Across the nation, companies such as DISH, SuperShuttle, ThyssenKrupp Elevator and hundreds of school districts have experienced reduced fuel and operating costs while lowering their carbon footprint with propane autogas vehicles.[9]

ROUSH CleanTech's president Joe Thompson blogs about alternative fuels at Fuel for Thought.[10]

Plane crashes

On April 20, 2002, Roush almost lost his life when his private plane, an Aircam, went down in a lake in Troy, Alabama. Roush was underwater and unconscious, suffering from a concussion, when Larry Hicks, a retired Marine in a nearby boat, rescued Roush from under water, pulled him to safety, and administered CPR. Shortly afterwards, Roush was flown to UAB Hospital in Birmingham, Alabama, where he was treated for a head injury, broken ribs, and a shattered left leg. Hicks was injured as a result of the rescue, suffering cramps in both his arms and first degree chemical burns on his body from the fuel.[11]

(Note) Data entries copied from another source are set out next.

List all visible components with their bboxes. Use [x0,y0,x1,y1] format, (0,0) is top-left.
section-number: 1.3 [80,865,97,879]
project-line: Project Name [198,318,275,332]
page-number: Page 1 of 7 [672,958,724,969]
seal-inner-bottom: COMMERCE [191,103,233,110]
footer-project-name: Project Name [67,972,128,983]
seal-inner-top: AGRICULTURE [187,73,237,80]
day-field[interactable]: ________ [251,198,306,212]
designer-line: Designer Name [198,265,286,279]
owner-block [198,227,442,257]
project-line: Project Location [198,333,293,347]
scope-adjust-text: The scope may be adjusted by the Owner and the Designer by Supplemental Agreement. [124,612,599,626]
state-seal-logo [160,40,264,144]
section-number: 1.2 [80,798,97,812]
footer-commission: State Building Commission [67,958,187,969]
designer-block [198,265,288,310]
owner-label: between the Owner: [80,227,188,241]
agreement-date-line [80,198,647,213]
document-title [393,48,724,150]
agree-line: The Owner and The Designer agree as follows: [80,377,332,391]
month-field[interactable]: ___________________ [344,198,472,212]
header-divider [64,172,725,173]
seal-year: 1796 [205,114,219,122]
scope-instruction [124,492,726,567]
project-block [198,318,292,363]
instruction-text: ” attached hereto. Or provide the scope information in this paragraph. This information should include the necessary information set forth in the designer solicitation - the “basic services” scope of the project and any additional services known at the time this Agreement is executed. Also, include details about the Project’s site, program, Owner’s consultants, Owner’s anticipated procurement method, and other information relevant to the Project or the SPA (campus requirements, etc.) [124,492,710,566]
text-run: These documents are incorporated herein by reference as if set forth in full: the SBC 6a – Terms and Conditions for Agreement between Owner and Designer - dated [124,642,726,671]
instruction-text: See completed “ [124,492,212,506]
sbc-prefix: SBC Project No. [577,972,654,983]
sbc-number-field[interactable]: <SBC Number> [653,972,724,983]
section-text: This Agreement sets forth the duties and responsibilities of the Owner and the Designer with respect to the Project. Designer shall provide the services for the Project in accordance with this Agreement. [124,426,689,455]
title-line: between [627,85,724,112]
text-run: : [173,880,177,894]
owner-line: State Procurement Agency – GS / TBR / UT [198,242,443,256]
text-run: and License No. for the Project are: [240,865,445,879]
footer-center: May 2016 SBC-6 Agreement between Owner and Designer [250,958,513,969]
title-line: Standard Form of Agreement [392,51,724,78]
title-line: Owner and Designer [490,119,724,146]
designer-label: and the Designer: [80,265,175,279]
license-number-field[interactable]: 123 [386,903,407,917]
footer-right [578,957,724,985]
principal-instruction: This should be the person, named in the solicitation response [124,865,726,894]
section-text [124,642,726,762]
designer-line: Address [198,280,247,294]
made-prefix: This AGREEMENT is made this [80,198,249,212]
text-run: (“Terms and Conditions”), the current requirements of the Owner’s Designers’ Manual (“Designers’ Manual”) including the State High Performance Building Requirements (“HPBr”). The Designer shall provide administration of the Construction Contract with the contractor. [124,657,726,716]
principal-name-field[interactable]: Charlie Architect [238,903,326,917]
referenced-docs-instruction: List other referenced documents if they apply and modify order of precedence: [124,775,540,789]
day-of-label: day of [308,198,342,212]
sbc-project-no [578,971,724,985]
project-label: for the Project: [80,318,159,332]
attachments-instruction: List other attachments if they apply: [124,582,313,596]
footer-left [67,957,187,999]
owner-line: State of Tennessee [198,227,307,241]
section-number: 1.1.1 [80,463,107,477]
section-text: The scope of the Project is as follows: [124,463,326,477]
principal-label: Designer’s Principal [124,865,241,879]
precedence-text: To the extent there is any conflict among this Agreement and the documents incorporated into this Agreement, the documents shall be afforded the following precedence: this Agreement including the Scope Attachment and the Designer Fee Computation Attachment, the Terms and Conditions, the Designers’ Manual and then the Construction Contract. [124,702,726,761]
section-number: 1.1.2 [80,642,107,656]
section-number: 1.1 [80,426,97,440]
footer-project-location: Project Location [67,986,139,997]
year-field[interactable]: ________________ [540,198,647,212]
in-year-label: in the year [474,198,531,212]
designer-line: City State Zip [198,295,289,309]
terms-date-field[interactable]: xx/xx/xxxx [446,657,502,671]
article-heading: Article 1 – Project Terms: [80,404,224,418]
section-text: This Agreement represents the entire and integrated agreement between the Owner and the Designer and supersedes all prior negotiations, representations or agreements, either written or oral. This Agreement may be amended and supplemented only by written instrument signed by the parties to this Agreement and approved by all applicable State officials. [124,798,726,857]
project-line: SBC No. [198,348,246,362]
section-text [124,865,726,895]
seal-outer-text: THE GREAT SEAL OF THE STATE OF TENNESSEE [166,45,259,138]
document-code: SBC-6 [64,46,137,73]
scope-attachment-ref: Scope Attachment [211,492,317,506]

On July 27, 2010, Roush crash-landed in his Hawker Beechcraft Premier 390 jet (registration N6JR) during an approach to the Experimental Aircraft Association (EAA) AirVenture Fly-In in Oshkosh, Wisconsin, in the late afternoon.[12] He walked out of the plane and was taken to a nearby hospital.[13] His condition was listed at serious but stable that evening. On August 3, Roush was upgraded to fair condition.[13] On August 13, Roush made his first at track appearance since the incident at the Michigan International Speedway. During that time he confirmed that he fractured his back, broke his jaw, and lost his left eye as a result.[14] The National Transportation Safety Board attributed the cause of the crash to pilot error, specifically, "pilot's decision not to advance the engines to takeoff power during the go-around, as stipulated by the airplane flight manual, which resulted in an aerodynamic stall at a low altitude."[15]